À Toulouse, un homme d’une trentaine d’années a été blessé à l’épaule par un tir d’arme de poing, ce lundi soir, sur la place de la Maourine, dans le quartier de Borderouge. Deux hommes, arrivés sur une motocross électrique, auraient ouvert le feu avant de prendre la fuite.
Le jour tombe à peine sur la place de la Maourine, à Borderouge. Quelques silhouettes remontent de la bouche de métro, ralentissent, regardent les camions de pompiers et les forces de l’ordre dispersés sur les dalles grises, puis pressent le pas. Devant le centre commercial, une rubalise découpe la scène. Derrière, un groupe de policiers échange à voix basse. L’esplanade est presque vide. Un tireur a fait fuir tout le monde.

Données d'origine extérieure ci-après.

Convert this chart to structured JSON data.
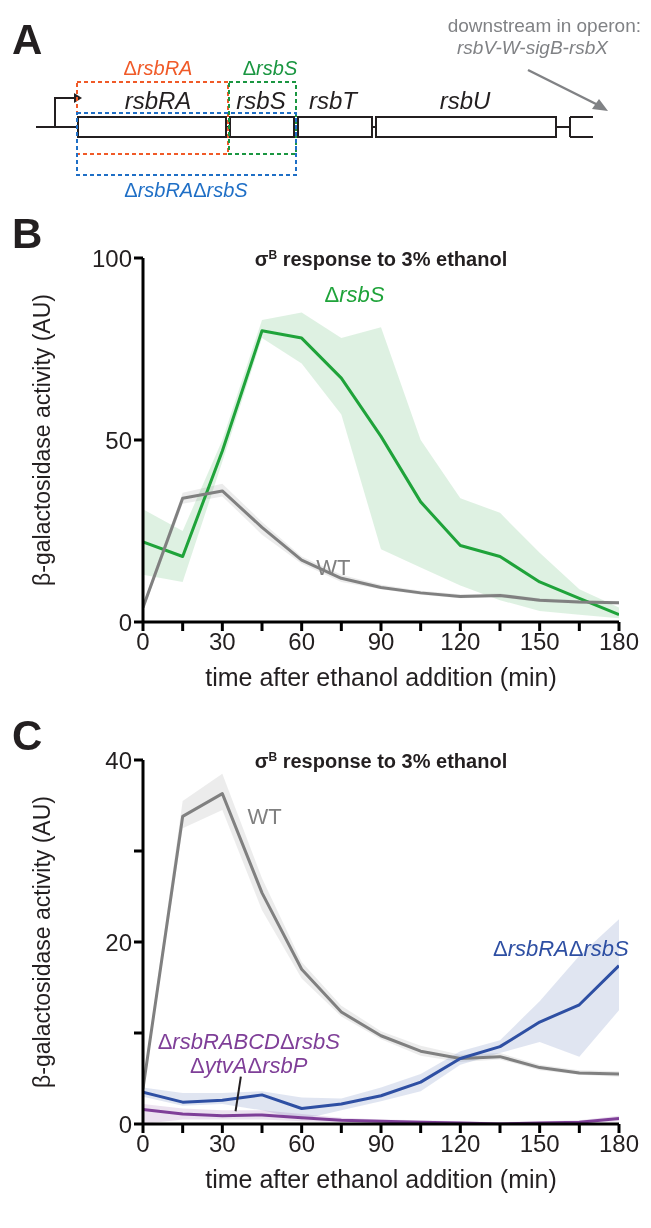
{
  "chart_data": [
    {
      "type": "other",
      "annotations": [
        "A",
        "ΔrsbRA",
        "ΔrsbS",
        "rsbRA",
        "rsbS",
        "rsbT",
        "rsbU",
        "ΔrsbRAΔrsbS",
        "downstream in operon:",
        "rsbV-W-sigB-rsbX"
      ]
    },
    {
      "type": "line",
      "title": "σ$^{B}$ response to 3% ethanol",
      "xlabel": "time after ethanol addition (min)",
      "ylabel": "β-galactosidase activity (AU)",
      "annotations": [
        "B"
      ],
      "x": [
        0,
        15,
        30,
        45,
        60,
        75,
        90,
        105,
        120,
        135,
        150,
        165,
        180
      ],
      "xlim": [
        0,
        180
      ],
      "xticks": [
        0,
        {
          "value": 15,
          "label": null
        },
        30,
        {
          "value": 45,
          "label": null
        },
        60,
        {
          "value": 75,
          "label": null
        },
        90,
        {
          "value": 105,
          "label": null
        },
        120,
        {
          "value": 135,
          "label": null
        },
        150,
        {
          "value": 165,
          "label": null
        },
        180
      ],
      "ylim": [
        0,
        100
      ],
      "yticks": [
        0,
        50,
        100
      ],
      "series": [
        {
          "name": "ΔrsbS",
          "color": "#1fa33a",
          "values": [
            22,
            18,
            47,
            80,
            78,
            67,
            51,
            33,
            21,
            18,
            11,
            6.5,
            2
          ],
          "lower": [
            13,
            11,
            44,
            78,
            71,
            57,
            20,
            15,
            10,
            6,
            3,
            2,
            1
          ],
          "upper": [
            31,
            25,
            50,
            83,
            85,
            78,
            81,
            50,
            34,
            30,
            19,
            9,
            4
          ]
        },
        {
          "name": "WT",
          "color": "#808080",
          "values": [
            4,
            34,
            36,
            26,
            17,
            12,
            9.5,
            8,
            7,
            7.3,
            6,
            5.5,
            5.3
          ],
          "lower": [
            3,
            32.5,
            34.5,
            24,
            16,
            11,
            9,
            7.5,
            6.5,
            6.8,
            5.5,
            5,
            4.8
          ],
          "upper": [
            5,
            35.5,
            38,
            27.5,
            18,
            13,
            10.2,
            8.6,
            7.6,
            7.8,
            6.5,
            6,
            5.8
          ]
        }
      ]
    },
    {
      "type": "line",
      "title": "σ$^{B}$ response to 3% ethanol",
      "xlabel": "time after ethanol addition (min)",
      "ylabel": "β-galactosidase activity (AU)",
      "annotations": [
        "C"
      ],
      "x": [
        0,
        15,
        30,
        45,
        60,
        75,
        90,
        105,
        120,
        135,
        150,
        165,
        180
      ],
      "xlim": [
        0,
        180
      ],
      "xticks": [
        0,
        {
          "value": 15,
          "label": null
        },
        30,
        {
          "value": 45,
          "label": null
        },
        60,
        {
          "value": 75,
          "label": null
        },
        90,
        {
          "value": 105,
          "label": null
        },
        120,
        {
          "value": 135,
          "label": null
        },
        150,
        {
          "value": 165,
          "label": null
        },
        180
      ],
      "ylim": [
        0,
        40
      ],
      "yticks": [
        0,
        {
          "value": 10,
          "label": null
        },
        20,
        {
          "value": 30,
          "label": null
        },
        40
      ],
      "series": [
        {
          "name": "WT",
          "color": "#808080",
          "values": [
            3.9,
            33.8,
            36.3,
            25.4,
            17,
            12.3,
            9.7,
            8,
            7.2,
            7.4,
            6.2,
            5.6,
            5.5
          ],
          "lower": [
            3.5,
            32.5,
            34.5,
            23.5,
            16,
            11.8,
            9.3,
            7.5,
            6.8,
            7.1,
            5.9,
            5.4,
            5.2
          ],
          "upper": [
            4.5,
            35.5,
            38.5,
            27,
            17.8,
            13,
            10.2,
            8.6,
            7.6,
            7.8,
            6.5,
            5.9,
            5.8
          ]
        },
        {
          "name": "ΔrsbRAΔrsbS",
          "color": "#2e4fa3",
          "values": [
            3.5,
            2.4,
            2.6,
            3.2,
            1.7,
            2.2,
            3.1,
            4.6,
            7.2,
            8.5,
            11.2,
            13.1,
            17.4
          ],
          "lower": [
            3,
            2,
            2.2,
            1.5,
            0.5,
            1.5,
            2.5,
            3.6,
            6.5,
            7.8,
            9,
            7.4,
            12.5
          ],
          "upper": [
            4,
            3.4,
            3.4,
            3.6,
            2.9,
            2.8,
            4,
            5.5,
            8,
            9.2,
            13.5,
            18.5,
            22.5
          ]
        },
        {
          "name": "ΔrsbRABCDΔrsbS ΔytvAΔrsbP",
          "color": "#7f3f98",
          "values": [
            1.6,
            1.1,
            0.9,
            1,
            0.7,
            0.4,
            0.3,
            0.2,
            0.1,
            0,
            0.1,
            0.2,
            0.6
          ],
          "lower": [
            0,
            0.5,
            0.5,
            0.5,
            0.3,
            0.2,
            0.1,
            0.1,
            0,
            0,
            0,
            0,
            0.3
          ],
          "upper": [
            2.2,
            1.7,
            1.5,
            1.5,
            1.1,
            0.7,
            0.5,
            0.4,
            0.3,
            0.2,
            0.3,
            0.4,
            0.9
          ]
        }
      ]
    }
  ]
}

Vers 20 h 30, une détonation a claqué. Sèche. « Tout le monde l’a entendue. Tout le monde a couru. C’était la panique », raconte un employé d’un restaurant de la place. Selon lui, deux hommes circulant sur une motocross électrique noire, sans casque, seraient arrivés avant d’ouvrir le feu. « Ils ont tiré. Je n’ai pas l’impression de connaître la victime », ajoute-t-il encore. Les deux suspects ont quitté les lieux aussitôt.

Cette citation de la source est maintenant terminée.